Regression to the mean is why I’m not really surprised the Tigray war finally ended—or that it is ending with a bit of a “whimper,” with lots of isolated data points and horror stories. Or that the balance of power in Iran seems to favor the government, but with some concessions being floated in the wind. Or that the Chinese protest seems to be ending the way it is. I was surprised China offered such seemingly massive conciliatory gestures, and I wonder how it will play out. Regression reminds us “the story is not yet done”—it’s still being written, and tomorrow may show today’s plot twist, which feels so huge, to be just another wrinkle.

The challenge with regression seems to be determining when a series of events is a “black swan outlier” and when it really is a game changer. The 1914 flu and the 2020 pandemic were not as world-changing as, say, the plough, or the Internet, or the iPhone. Some things do change the arc of world history (at least from our perspective).

Two two interesting items in this week’s Roundup fall into the curious category: the long-term climate issues affecting both Libya and Somalia. Governments use resources (people, money, technology, etc) to do things for people or to people, to cause people to do something, or to prevent them from doing things. But if a change in the availability of resources leads to either (1) no resources for the government or (2) people to leave—as in Somalia—it can create a fundamentally different situation, or even to the fall of a government.

The CBC piece on Somalia said the people see the droughts as merging. There was an “old normal” in which droughts were expected and common but there was also fruitful space between them. Now, people seem to think “normal is changing.” After five years of drought, people doubt the rains will return. They are leaving and making no plans to come back. That could fundamentally the situation in the Horn.

The Roundup is partly about trends that affect access to unreached peoples. The Somalis and the Libyans, who have been for years very unreached people, are seeing a major shift in their situation. This shift may alter their lives, and alter the equation of access, in generationally-defining ways.

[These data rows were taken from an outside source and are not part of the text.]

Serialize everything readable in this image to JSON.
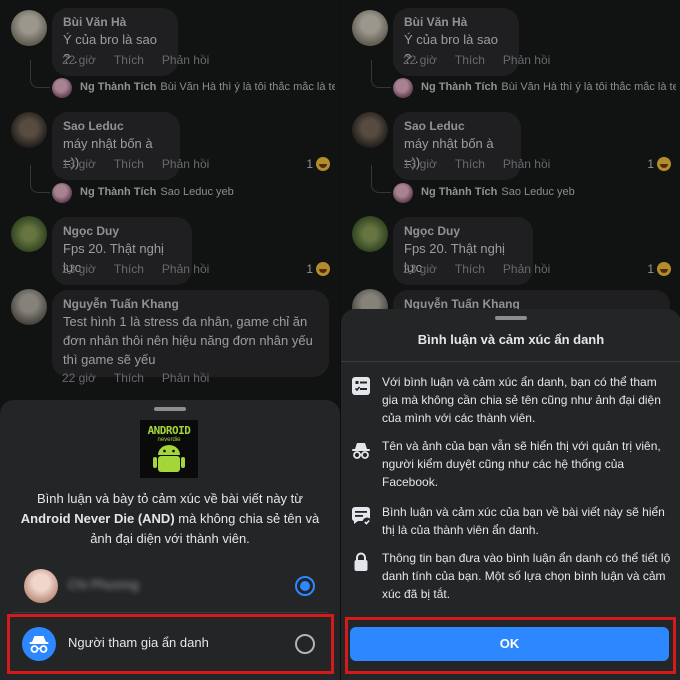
{
  "comments": [
    {
      "author": "Bùi Văn Hà",
      "text": "Ý của bro là sao ? .",
      "time": "22 giờ",
      "like": "Thích",
      "reply": "Phản hồi",
      "reactions": ""
    },
    {
      "author": "Sao Leduc",
      "text": "máy nhật bốn à =))",
      "time": "13 giờ",
      "like": "Thích",
      "reply": "Phản hồi",
      "reactions": "1"
    },
    {
      "author": "Ngọc Duy",
      "text": "Fps 20. Thật nghị lực",
      "time": "23 giờ",
      "like": "Thích",
      "reply": "Phản hồi",
      "reactions": "1"
    },
    {
      "author": "Nguyễn Tuấn Khang",
      "text": "Test hình 1 là stress đa nhân, game chỉ ăn\nđơn nhân thôi nên hiệu năng đơn nhân yếu\nthì game sẽ yếu",
      "time": "22 giờ",
      "like": "Thích",
      "reply": "Phản hồi",
      "reactions": ""
    }
  ],
  "replies": [
    {
      "author": "Ng Thành Tích",
      "text": "Bùi Văn Hà thì ý là tôi thắc mắc là te..."
    },
    {
      "author": "Ng Thành Tích",
      "text": "Sao Leduc yeb"
    }
  ],
  "anon_sheet": {
    "logo_text": "ANDROID",
    "logo_sub": "neverdie",
    "desc_before": "Bình luận và bày tỏ cảm xúc về bài viết này từ",
    "group_name": "Android Never Die (AND)",
    "desc_after": "mà không chia sẻ tên và ảnh đại diện với thành viên.",
    "profile_option": "Chi Phương",
    "anon_option": "Người tham gia ẩn danh"
  },
  "info_sheet": {
    "title": "Bình luận và cảm xúc ẩn danh",
    "items": [
      {
        "icon": "comment-list-icon",
        "text": "Với bình luận và cảm xúc ẩn danh, bạn có thể tham gia mà không cần chia sẻ tên cũng như ảnh đại diện của mình với các thành viên."
      },
      {
        "icon": "incognito-icon",
        "text": "Tên và ảnh của bạn vẫn sẽ hiển thị với quản trị viên, người kiểm duyệt cũng như các hệ thống của Facebook."
      },
      {
        "icon": "comment-check-icon",
        "text": "Bình luận và cảm xúc của bạn về bài viết này sẽ hiển thị là của thành viên ẩn danh."
      },
      {
        "icon": "lock-icon",
        "text": "Thông tin bạn đưa vào bình luận ẩn danh có thể tiết lộ danh tính của bạn. Một số lựa chọn bình luận và cảm xúc đã bị tắt."
      }
    ],
    "ok": "OK"
  },
  "colors": {
    "accent": "#2d88ff",
    "highlight": "#d41a1a",
    "sheet": "#242526"
  }
}
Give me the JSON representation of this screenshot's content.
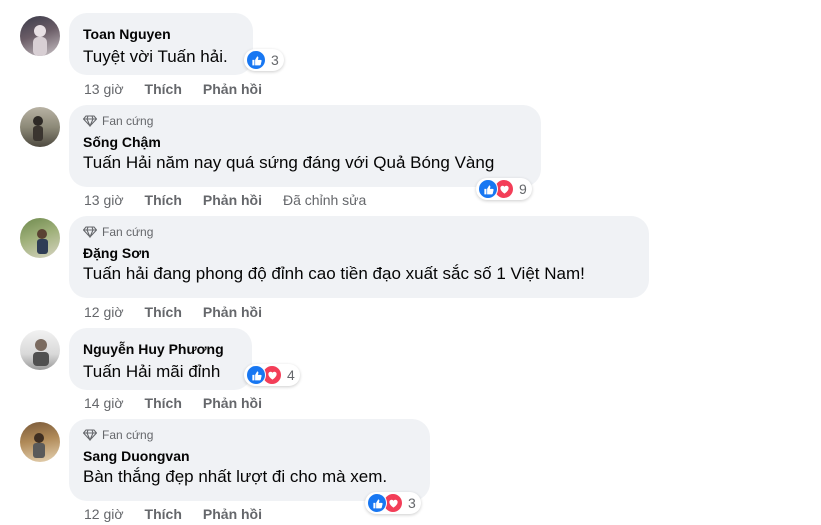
{
  "labels": {
    "like": "Thích",
    "reply": "Phản hồi",
    "badge": "Fan cứng",
    "edited": "Đã chỉnh sửa"
  },
  "comments": [
    {
      "author": "Toan Nguyen",
      "text": "Tuyệt vời Tuấn hải.",
      "time": "13 giờ",
      "reactions": [
        "like"
      ],
      "reaction_count": "3"
    },
    {
      "author": "Sống Chậm",
      "text": "Tuấn Hải năm nay quá sứng đáng với Quả Bóng Vàng",
      "time": "13 giờ",
      "badge": true,
      "edited": true,
      "reactions": [
        "like",
        "love"
      ],
      "reaction_count": "9"
    },
    {
      "author": "Đặng Sơn",
      "text": "Tuấn hải đang phong độ đỉnh cao tiền đạo xuất sắc số 1 Việt Nam!",
      "time": "12 giờ",
      "badge": true
    },
    {
      "author": "Nguyễn Huy Phương",
      "text": "Tuấn Hải mãi đỉnh",
      "time": "14 giờ",
      "reactions": [
        "like",
        "love"
      ],
      "reaction_count": "4"
    },
    {
      "author": "Sang Duongvan",
      "text": "Bàn thắng đẹp nhất lượt đi cho mà xem.",
      "time": "12 giờ",
      "badge": true,
      "reactions": [
        "like",
        "love"
      ],
      "reaction_count": "3"
    }
  ],
  "colors": {
    "bubble": "#f0f2f5",
    "like_blue": "#1877f2",
    "love_red": "#f33e58",
    "meta_gray": "#65676b"
  }
}
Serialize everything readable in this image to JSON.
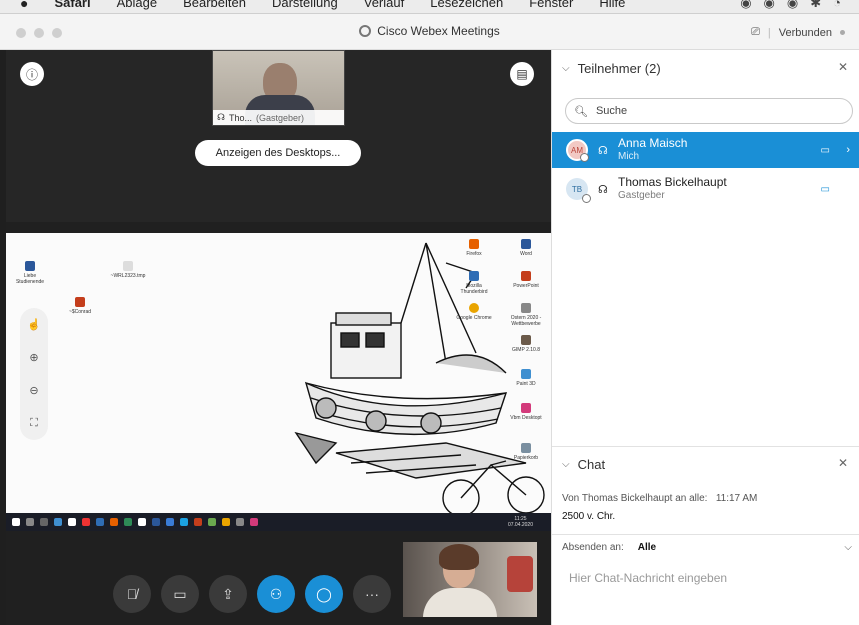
{
  "menubar": {
    "apple": "",
    "app_name": "Safari",
    "items": [
      "Ablage",
      "Bearbeiten",
      "Darstellung",
      "Verlauf",
      "Lesezeichen",
      "Fenster",
      "Hilfe"
    ]
  },
  "window": {
    "title": "Cisco Webex Meetings",
    "status": "Verbunden"
  },
  "stage": {
    "host_caption_name": "Tho...",
    "host_caption_role": "(Gastgeber)",
    "show_desktop_label": "Anzeigen des Desktops...",
    "taskbar_time": "11:25",
    "taskbar_date": "07.04.2020",
    "desktop_icons": [
      {
        "label": "Firefox",
        "color": "#e66000"
      },
      {
        "label": "Word",
        "color": "#2b579a"
      },
      {
        "label": "Mozilla Thunderbird",
        "color": "#2f6db5"
      },
      {
        "label": "PowerPoint",
        "color": "#c43e1c"
      },
      {
        "label": "Google Chrome",
        "color": "#e9a400"
      },
      {
        "label": "Ostern 2020 - Wettbewerbe",
        "color": "#888888"
      },
      {
        "label": "GIMP 2.10.8",
        "color": "#6b5a4a"
      },
      {
        "label": "Paint 3D",
        "color": "#3f8fd0"
      },
      {
        "label": "Vbm Desktopt",
        "color": "#d33a7b"
      },
      {
        "label": "Papierkorb",
        "color": "#7a8fa0"
      },
      {
        "label": "Liebe Studienende",
        "color": "#2b579a"
      },
      {
        "label": "~WRL2323.tmp",
        "color": "#aaaaaa"
      },
      {
        "label": "~$Conrad",
        "color": "#c43e1c"
      }
    ]
  },
  "panel": {
    "participants_title": "Teilnehmer (2)",
    "search_placeholder": "Suche",
    "participants": [
      {
        "initials": "AM",
        "name": "Anna Maisch",
        "role": "Mich"
      },
      {
        "initials": "TB",
        "name": "Thomas Bickelhaupt",
        "role": "Gastgeber"
      }
    ],
    "chat_title": "Chat",
    "chat_message_header": "Von Thomas Bickelhaupt an alle:",
    "chat_message_time": "11:17 AM",
    "chat_message_text": "2500 v. Chr.",
    "send_to_label": "Absenden an:",
    "send_to_value": "Alle",
    "chat_input_placeholder": "Hier Chat-Nachricht eingeben"
  },
  "icons": {
    "info": "info-icon",
    "layout": "layout-icon",
    "mute": "microphone-muted-icon",
    "video": "video-icon",
    "share": "share-icon",
    "participants": "participants-icon",
    "chat": "chat-icon",
    "more": "more-icon"
  },
  "colors": {
    "accent": "#1a8fd6",
    "stage_bg": "#202020",
    "panel_bg": "#ffffff"
  }
}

Or, the rains may return, and we may regress to the mean. I’m not comfortable with making an estimate on that, although I think the probability leans more toward “the future has changed.” We watch and see, but now may be a time to be planning for a future where far more Somalis and Libyans are outside their country, in an enduring way, than inside. Nations, as Ralph Winter reminded us, aren’t geographic locations, any more than churches are. They are people.